Ainda que consideremos uma simples situação, pertencente ao nosso cotidiano de

preocupações, o excerto acima detém algumas características do pensamento reflexivo e

nele é possível notar a função da inferência. Quando tomando o problema em relevo, ou

seja, chegar ao compromisso em tempo, tem-se disparada a análise de sugestões que o

solucionariam. A cada ideia, estudam-se as implicações no contexto e, então, decide-se

pela que se apresenta mais eficiente. Ocorre que, mesmo não ultrapassando os limites de

experiências cotidianas, a pessoa a que se está a pensar propõe sugestões e analisa

consequências para elas que não estão presentes nos dados observados, no problema em

questão, sendo este o ponto central da inferência.

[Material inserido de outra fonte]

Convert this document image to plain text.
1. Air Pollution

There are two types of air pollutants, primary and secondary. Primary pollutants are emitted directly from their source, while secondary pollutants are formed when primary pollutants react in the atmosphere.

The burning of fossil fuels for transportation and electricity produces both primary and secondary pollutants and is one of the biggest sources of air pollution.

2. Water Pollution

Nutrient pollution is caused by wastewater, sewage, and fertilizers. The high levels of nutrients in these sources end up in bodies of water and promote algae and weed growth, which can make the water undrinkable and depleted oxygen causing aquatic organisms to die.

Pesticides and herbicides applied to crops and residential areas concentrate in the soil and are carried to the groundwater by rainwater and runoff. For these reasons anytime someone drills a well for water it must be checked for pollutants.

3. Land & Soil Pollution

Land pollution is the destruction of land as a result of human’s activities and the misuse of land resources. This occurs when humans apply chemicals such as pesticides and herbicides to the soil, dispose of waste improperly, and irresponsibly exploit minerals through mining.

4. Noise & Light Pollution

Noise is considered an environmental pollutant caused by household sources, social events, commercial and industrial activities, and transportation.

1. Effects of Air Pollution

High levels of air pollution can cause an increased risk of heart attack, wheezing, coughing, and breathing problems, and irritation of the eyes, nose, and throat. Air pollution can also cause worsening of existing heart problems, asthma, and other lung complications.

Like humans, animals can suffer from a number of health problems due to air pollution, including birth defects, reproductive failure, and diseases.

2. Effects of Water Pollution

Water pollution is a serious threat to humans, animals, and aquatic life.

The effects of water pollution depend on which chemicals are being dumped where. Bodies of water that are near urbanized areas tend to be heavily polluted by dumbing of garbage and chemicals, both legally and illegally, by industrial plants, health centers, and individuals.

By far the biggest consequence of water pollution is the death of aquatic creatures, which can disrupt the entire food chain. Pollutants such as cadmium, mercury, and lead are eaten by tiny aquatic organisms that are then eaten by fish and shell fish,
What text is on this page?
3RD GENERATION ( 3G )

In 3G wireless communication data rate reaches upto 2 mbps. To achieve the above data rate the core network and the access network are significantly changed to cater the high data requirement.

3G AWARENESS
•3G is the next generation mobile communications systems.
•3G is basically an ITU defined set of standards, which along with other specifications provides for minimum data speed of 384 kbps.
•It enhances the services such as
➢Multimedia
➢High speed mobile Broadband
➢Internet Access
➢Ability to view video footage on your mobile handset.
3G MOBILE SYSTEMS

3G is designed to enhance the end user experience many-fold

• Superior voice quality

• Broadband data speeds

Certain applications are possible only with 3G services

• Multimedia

Vinculado a ela, ou ao seu controle, temos a verificação, que se tornará essencial

para a fundamentação de uma crença em base sólida e para a corroboração de uma

conclusão. Toda inferência deve, no mínimo, reduzir-se a uma inferência verificada. E

esta, por sua vez, apresenta, segundo Dewey (1959), dois tipos de verificação: uma

realizada em pensamento, por meio do qual o sujeito verifica se há coerência entre seus

diferentes elementos e conexões, e outra realizada pela ação, quando, a partir da adoção de

uma das inferências, o sujeito verifica pelo experimento se ocorrem as consequências

anteriormente antecipadas. É possível que em algumas situações sejam empregadas ambas

as espécies de verificação, obtendo, assim, uma melhor análise da inferência proposta,

porém há casos em que apenas uma pode ser empregada, destarte a coerência e a

consistência são postas em relevo.

Há que se destacar ainda, conforme exposto pelo autor, que o processo total do

pensamento reflexivo é constituído de uma série de juízos, responsáveis pela eficiência do

todo. Eles são concebidos quando, ao se analisar um fato, essa análise é feita com

ponderação, estimando e considerando as sugestões com o intuito de destacar as que são

relevantes.

Page 76: O ensino e a aprendizagem do conceito de função através da

75

Os juízos possuem uma relação de interdependência, apoiando-se em direção a uma

solução (julgamento) final para uma situação que tenha gerado uma inquietude ao sujeito.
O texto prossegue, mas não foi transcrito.